Bezos also has an institutional lens on AI power consumption through Amazon Web Services. AWS operates some of the largest GPU clusters in the world for AI inference workloads. The energy cost of running those clusters is a significant and growing line item. Any technology that reduces the compute power required to run inference—whether at the device level or at the data center level—has direct financial relevance to Amazon’s core cloud business.

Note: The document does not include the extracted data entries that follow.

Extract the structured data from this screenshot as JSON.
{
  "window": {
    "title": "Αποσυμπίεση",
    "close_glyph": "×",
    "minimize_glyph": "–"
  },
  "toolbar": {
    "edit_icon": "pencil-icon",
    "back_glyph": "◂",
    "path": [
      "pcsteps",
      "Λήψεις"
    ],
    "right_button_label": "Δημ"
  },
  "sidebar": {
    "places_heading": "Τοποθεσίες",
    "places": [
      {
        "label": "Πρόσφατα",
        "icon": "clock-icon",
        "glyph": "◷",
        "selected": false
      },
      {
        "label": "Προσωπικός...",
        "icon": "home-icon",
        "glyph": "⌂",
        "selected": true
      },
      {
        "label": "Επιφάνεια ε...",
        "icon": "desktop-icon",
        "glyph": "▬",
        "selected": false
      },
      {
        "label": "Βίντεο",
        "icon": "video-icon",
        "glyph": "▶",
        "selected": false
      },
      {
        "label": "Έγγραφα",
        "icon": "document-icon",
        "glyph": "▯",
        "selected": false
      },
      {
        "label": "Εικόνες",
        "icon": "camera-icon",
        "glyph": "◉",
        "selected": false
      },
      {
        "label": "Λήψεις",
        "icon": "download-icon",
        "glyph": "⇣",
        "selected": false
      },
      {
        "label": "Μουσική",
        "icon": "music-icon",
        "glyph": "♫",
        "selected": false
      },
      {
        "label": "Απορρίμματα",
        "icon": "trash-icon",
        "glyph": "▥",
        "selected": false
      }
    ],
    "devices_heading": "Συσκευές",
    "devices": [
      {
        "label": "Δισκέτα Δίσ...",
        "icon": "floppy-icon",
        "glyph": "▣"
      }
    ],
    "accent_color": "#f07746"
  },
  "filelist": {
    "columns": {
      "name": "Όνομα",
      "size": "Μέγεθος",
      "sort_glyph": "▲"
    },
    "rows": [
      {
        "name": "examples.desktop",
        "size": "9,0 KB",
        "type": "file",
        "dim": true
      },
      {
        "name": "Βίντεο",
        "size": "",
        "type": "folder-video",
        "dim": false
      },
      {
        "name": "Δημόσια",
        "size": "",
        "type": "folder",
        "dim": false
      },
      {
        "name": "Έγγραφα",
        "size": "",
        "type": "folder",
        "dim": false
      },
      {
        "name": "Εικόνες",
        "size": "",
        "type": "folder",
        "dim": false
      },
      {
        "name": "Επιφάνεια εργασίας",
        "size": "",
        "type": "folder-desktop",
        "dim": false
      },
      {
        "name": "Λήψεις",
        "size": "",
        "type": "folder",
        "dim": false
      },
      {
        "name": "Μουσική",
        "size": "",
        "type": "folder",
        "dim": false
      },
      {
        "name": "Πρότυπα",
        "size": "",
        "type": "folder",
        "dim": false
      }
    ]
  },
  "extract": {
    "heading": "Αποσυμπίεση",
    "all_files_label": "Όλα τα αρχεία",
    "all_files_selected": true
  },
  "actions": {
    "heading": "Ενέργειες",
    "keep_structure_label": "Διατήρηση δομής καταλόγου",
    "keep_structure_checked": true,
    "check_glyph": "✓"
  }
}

Sources indicate that Bezos initially committed approximately $50 million to Flourish, then nearly doubled his stake when other high-profile investors joined the round. That pattern—initial bet, then reinforcement as signal confirmation arrives—is consistent with how Bezos has approached previous deep-tech investments.
The Skeptical View
The history of neuromorphic and brain-inspired computing is littered with ambitious projects that produced interesting science but failed to compete with conventional deep learning. Intel’s Loihi neuromorphic chip has been available for years with limited commercial traction. IBM’s TrueNorth chip, announced with significant fanfare in 2014, never achieved mainstream adoption. The fundamental challenge is that modern GPU-based deep learning, while energy-intensive, has proven remarkably flexible and improvable. Each generation of hardware has brought efficiency gains that postponed the inflection point where alternative approaches become competitive.
Flourish’s bet is that connectomics represents qualitatively new information that previous generations of brain-inspired AI researchers did not have access to. That may be true—or it may be that the organizational principles of biological neural tissue, evolved over hundreds of millions of years for biological survival rather than artificial intelligence, do not transfer cleanly to artificial systems.
The five-year horizon Flourish has set for a breakthrough is long by startup standards and short by research standards. Whether $500 million and two exceptional co-founders can close the gap between neuroscience and practical AI systems in that window is a question that will not have a clear answer for years. For now, the company represents the most serious capital commitment to the neuromorphic computing thesis in the current AI era—and a clear signal that at least some of the world’s most sophisticated investors think the human brain still has lessons to teach.